The official verdict is that a quilt is not properly called a Dear Jane quilt if it uses my method. Some creative license is permitted, so I won’t attempt to define what does qualify as a Dear Jane, but my design does not. Thanks to a recent trip to the Madison Quilt Expo, however, I figured out the appropriate classification for my quilt: a Sampler Quilt. This seems especially appropriate given my decision to quilt-as-I-go.

Most of the colored pieces for the front of my Sampler Quilt are cut. The exceptions are some square-in-square pieces and other oddballs. I pinned some tips in Pinterest and will get around to them when I have more patience. For now, I’m too excited to get started to do any more math!

The white pieces still need to be cut, but there are SO MANY of them!

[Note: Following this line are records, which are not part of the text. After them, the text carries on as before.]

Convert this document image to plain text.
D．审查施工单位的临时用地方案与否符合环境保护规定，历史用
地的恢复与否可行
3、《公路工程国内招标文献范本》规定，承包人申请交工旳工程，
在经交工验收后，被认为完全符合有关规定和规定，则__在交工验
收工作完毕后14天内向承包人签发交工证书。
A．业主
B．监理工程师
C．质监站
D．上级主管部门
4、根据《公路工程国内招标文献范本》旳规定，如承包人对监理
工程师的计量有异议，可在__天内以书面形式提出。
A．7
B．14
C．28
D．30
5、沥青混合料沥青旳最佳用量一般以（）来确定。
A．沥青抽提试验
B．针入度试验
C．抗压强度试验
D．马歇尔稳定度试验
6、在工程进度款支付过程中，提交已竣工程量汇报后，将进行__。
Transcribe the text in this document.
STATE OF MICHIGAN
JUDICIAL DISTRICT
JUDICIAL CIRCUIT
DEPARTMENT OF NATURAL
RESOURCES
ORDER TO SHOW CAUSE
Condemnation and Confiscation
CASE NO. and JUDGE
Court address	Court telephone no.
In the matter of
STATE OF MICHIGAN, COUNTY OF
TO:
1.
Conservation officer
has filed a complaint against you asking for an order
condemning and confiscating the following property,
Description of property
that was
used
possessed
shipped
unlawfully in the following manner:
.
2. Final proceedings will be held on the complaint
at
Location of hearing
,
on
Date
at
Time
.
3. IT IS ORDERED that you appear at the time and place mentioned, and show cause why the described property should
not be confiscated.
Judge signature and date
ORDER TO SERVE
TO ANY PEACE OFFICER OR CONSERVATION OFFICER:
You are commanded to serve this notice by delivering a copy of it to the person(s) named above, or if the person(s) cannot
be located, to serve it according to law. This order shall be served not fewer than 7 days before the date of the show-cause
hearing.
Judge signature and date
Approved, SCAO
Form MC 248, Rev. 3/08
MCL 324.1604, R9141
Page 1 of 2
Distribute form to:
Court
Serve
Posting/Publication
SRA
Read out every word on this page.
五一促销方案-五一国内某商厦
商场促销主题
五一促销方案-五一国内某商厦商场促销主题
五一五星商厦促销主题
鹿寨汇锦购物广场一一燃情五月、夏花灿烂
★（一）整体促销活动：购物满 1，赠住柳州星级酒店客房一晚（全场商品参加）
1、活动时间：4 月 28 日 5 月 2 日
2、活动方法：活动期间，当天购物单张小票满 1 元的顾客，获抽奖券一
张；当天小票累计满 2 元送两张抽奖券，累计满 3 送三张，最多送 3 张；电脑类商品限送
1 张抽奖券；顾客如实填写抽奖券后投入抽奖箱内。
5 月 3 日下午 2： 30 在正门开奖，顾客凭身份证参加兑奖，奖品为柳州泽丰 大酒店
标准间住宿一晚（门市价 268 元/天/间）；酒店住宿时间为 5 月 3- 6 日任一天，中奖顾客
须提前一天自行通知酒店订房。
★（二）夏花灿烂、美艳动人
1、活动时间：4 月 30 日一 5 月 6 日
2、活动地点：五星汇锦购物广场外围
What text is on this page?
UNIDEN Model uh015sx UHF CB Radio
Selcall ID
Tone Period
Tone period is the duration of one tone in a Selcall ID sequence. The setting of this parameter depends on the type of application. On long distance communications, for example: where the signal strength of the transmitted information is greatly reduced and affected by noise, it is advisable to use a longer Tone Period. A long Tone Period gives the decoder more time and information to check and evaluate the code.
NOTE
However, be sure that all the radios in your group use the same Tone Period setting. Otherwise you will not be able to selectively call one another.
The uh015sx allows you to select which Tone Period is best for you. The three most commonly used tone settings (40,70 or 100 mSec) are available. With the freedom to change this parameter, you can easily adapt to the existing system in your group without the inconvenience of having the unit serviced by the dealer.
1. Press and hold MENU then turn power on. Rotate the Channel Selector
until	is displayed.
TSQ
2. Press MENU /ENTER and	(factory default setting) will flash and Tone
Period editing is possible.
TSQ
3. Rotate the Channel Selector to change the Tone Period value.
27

I don’t really like cutting, and I definitely get bored with the sewing. I like quilting because I love the designing part and then seeing how the pieces and colors come together. (I have about three other quilts designed right now and am in various stages of purchase for those projects.) Since I don’t have time to commute home between work hours and a late-night video conference tonight, I decided to do some “quilting” from the office. It consisted of listing out all the white pieces I need to cut and breaking them into size categories. Compulsive organization? Maybe. I have several dozen spreadsheets or printouts for any given project.

Since I will have a visitor over the weekend, I doubt I’ll have much progress to show next week. My attentions are also being diverted into a handful of other projects. I can’t believe how long I’ve already been working on this one! …especially given how little I have accomplished. No matter. It’s the process that is the fun part, anyway.